Ce qui est génial dans le cadre de cette visite, c’est qu’il y a trois spécialistes et passionnés qui sont là pour expliquer l’endroit, son fonctionnement et plein d’anecdotes ou d’informations sur l’histoire ou l’usage de ces blockhaus. J’ai appris comme cela que le découpage super alambiqué de la côte bretonne a requis des tas de constructions alors qu’on en a eu besoin de beaucoup moins dans les Landes par exemple. Il fallait être en capacité d’arrêter des armées qui arrivaient par n’importe quel angle de l’océan, mais ce bunker en particulier, dont on voit bien sur la première image qu’il pointe sur la plage des Grands Sables, date de 1944, et c’est en réalité un complément au mur de l’Atlantique. Sa vocation était d’attaquer une éventuelle percée de la première ligne du « mur », d’où son orientation vers l’intérieur des terres.

Ce qui est étonnant aussi c’est qu’il a été fini à une date très très proche de la libération, et qu’en réalité on doute qu’il est jamais servi (ou très peu). C’est donc un exemple « flambant neuf » et de dernière génération.

La partie la plus intéressante selon moi est celle avec les couchettes et l’espace de vie des 6 soldats.
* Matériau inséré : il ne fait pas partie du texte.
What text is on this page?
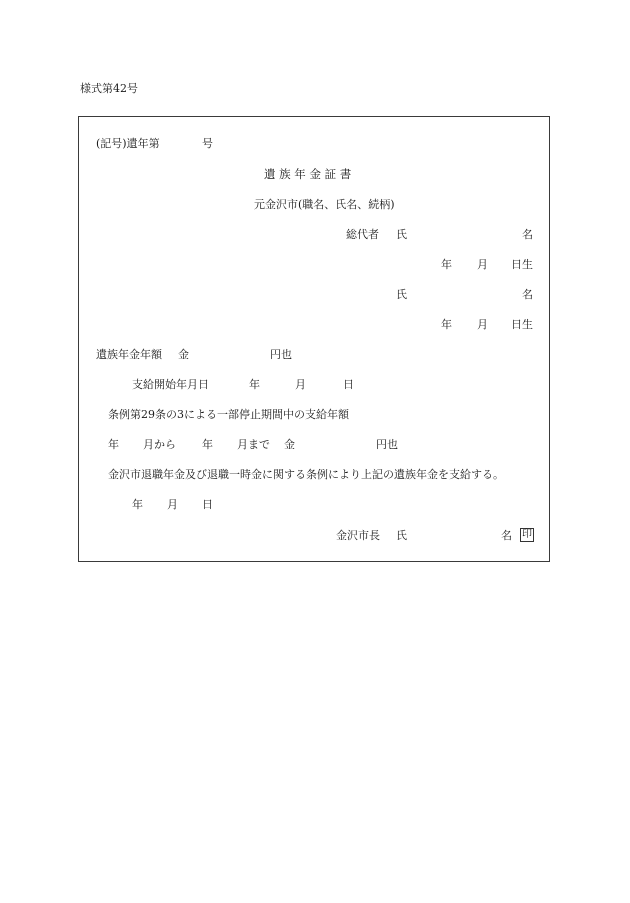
様式第42号
(記号)遺年第	号
遺 族 年 金 証 書
元金沢市(職名、氏名、続柄)
総代者 氏	名
年 月 日生
氏	名
年 月 日生
遺族年金年額 金	円也
支給開始年月日	年	月	日
条例第29条の3による一部停止期間中の支給年額
年 月から 年 月まで 金	円也
金沢市退職年金及び退職一時金に関する条例により上記の遺族年金を支給する。
年 月 日
金沢市長 氏	名 印
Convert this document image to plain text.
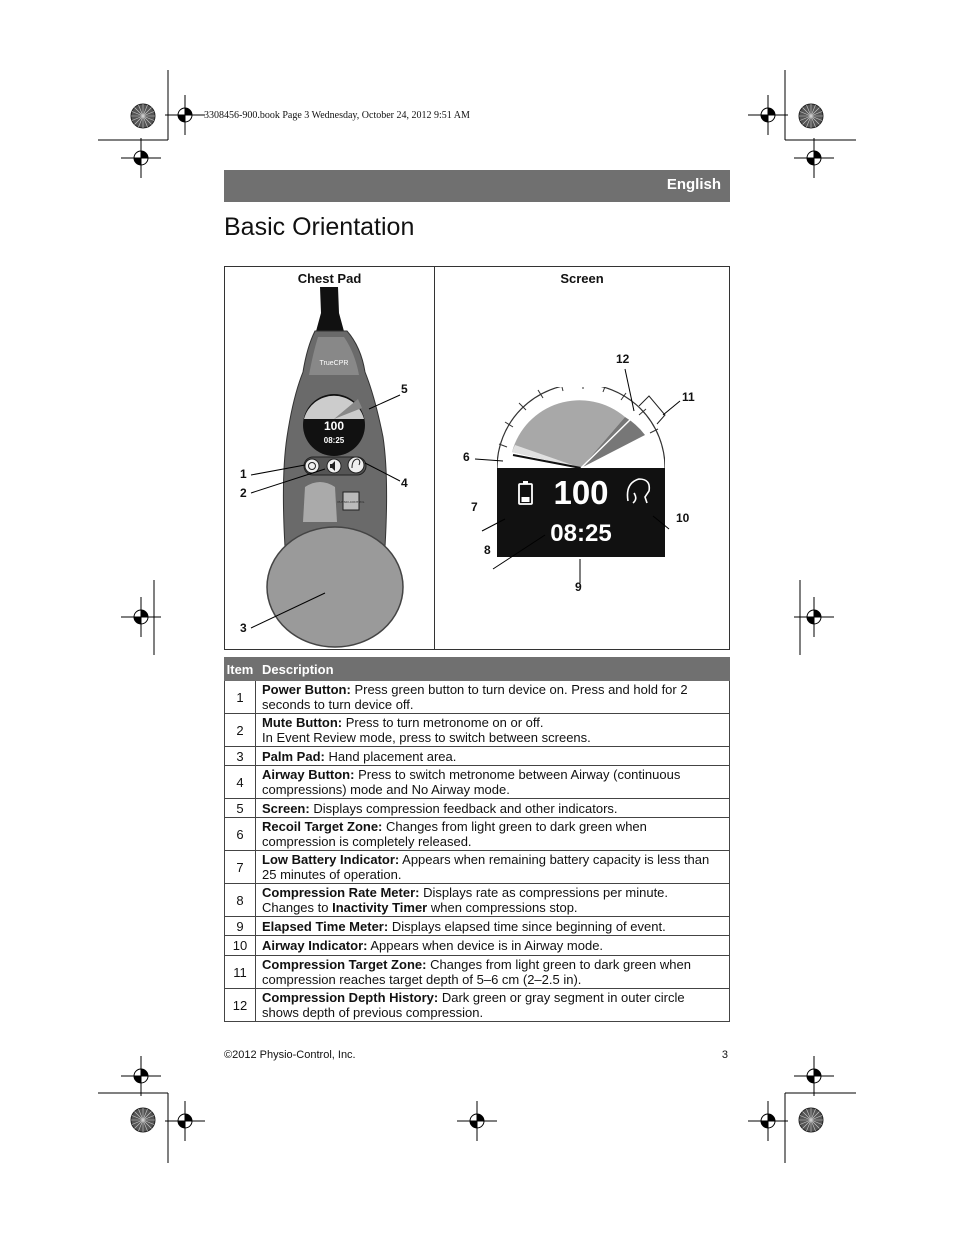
3308456-900.book Page 3 Wednesday, October 24, 2012 9:51 AM
English
Basic Orientation
Chest Pad	Screen
TrueCPR
100
08:25
PHYSIO-CONTROL
5
1
2
4
3
100
08:25
12
11
6
7
10
8
9
Item	Description
1	Power Button: Press green button to turn device on. Press and hold for 2 seconds to turn device off.
2	Mute Button: Press to turn metronome on or off.
In Event Review mode, press to switch between screens.
3	Palm Pad: Hand placement area.
4	Airway Button: Press to switch metronome between Airway (continuous compressions) mode and No Airway mode.
5	Screen: Displays compression feedback and other indicators.
6	Recoil Target Zone: Changes from light green to dark green when compression is completely released.
7	Low Battery Indicator: Appears when remaining battery capacity is less than 25 minutes of operation.
8	Compression Rate Meter: Displays rate as compressions per minute. Changes to Inactivity Timer when compressions stop.
9	Elapsed Time Meter: Displays elapsed time since beginning of event.
10	Airway Indicator: Appears when device is in Airway mode.
11	Compression Target Zone: Changes from light green to dark green when compression reaches target depth of 5–6 cm (2–2.5 in).
12	Compression Depth History: Dark green or gray segment in outer circle shows depth of previous compression.
©2012 Physio-Control, Inc.	3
On y voit concrètement comment ils pouvaient subsister, se reposer, mais aussi filtrer l’air en cas d’attaque (avec démonstration en live de cette machine filtrante qui fonctionne vraiment), ou bien monter un périscope pour voir ce qui se passait à l’extérieur, ou encore téléphoner puisqu’ils étaient reliés, en filaire, à tous les blockhaus du coin et à des commandements plus distants. C’est super intéressant de voir tous ces appareils d’époque, et remis en contexte.

En revanche, on reconnaît (et on loue) bien les passionnés et historiens ou collectionneurs amateurs qui ont mis tout cela en place, et il y a clairement une grande érudition dans tout cela, mais on peut aussi noter un petit manque « muséologique » à la visite. Beaucoup d’informations sont assez superflues et anecdotiques pour le visiteur moyen, et on n’a pas vraiment un fil rouge qui permet à la fois de découvrir les pans historiques, puis des activités plus militaires ou plus de la vie quotidienne etc. Pour le moment, c’est un peu posé comme cela, et cela manque un chouïa de « story-telling ».

Mais il faut saluer l’initiative et la qualité globale du lieu et de son animation. Cela deviendra sans aucun doute un incontournable du coin !!

Le petit livre rouge

A l’été 2020, l’ami F. avait passé un peu de temps avec nous en Bretagne, et il promenait avec lui un curieux petit carnet rouge. Il nous l’a montré plus en détail, et il s’agissait d’un journal de bord et intime de son grand-père qui racontait jour après jour son expérience en Allemagne dans le cadre du STO. F. commençait déjà à décrypter la petite écriture manuscrite de son aïeul pour la retranscrire dans un document informatique. Et voilà qu’il a lancé un passionnant blog qui va publier tous les jours les textes qui correspondent au même jour à 80 ans près.

Samedi 1er janvier 1944, mon grand-père commence son STO dans le 3ème Reich. Il durera jusqu’à la fin de la guerre.
À son départ en 2009, il me laisse un petit livre rouge où chaque jour, il a gravé ses souvenirs d’une écriture minuscule.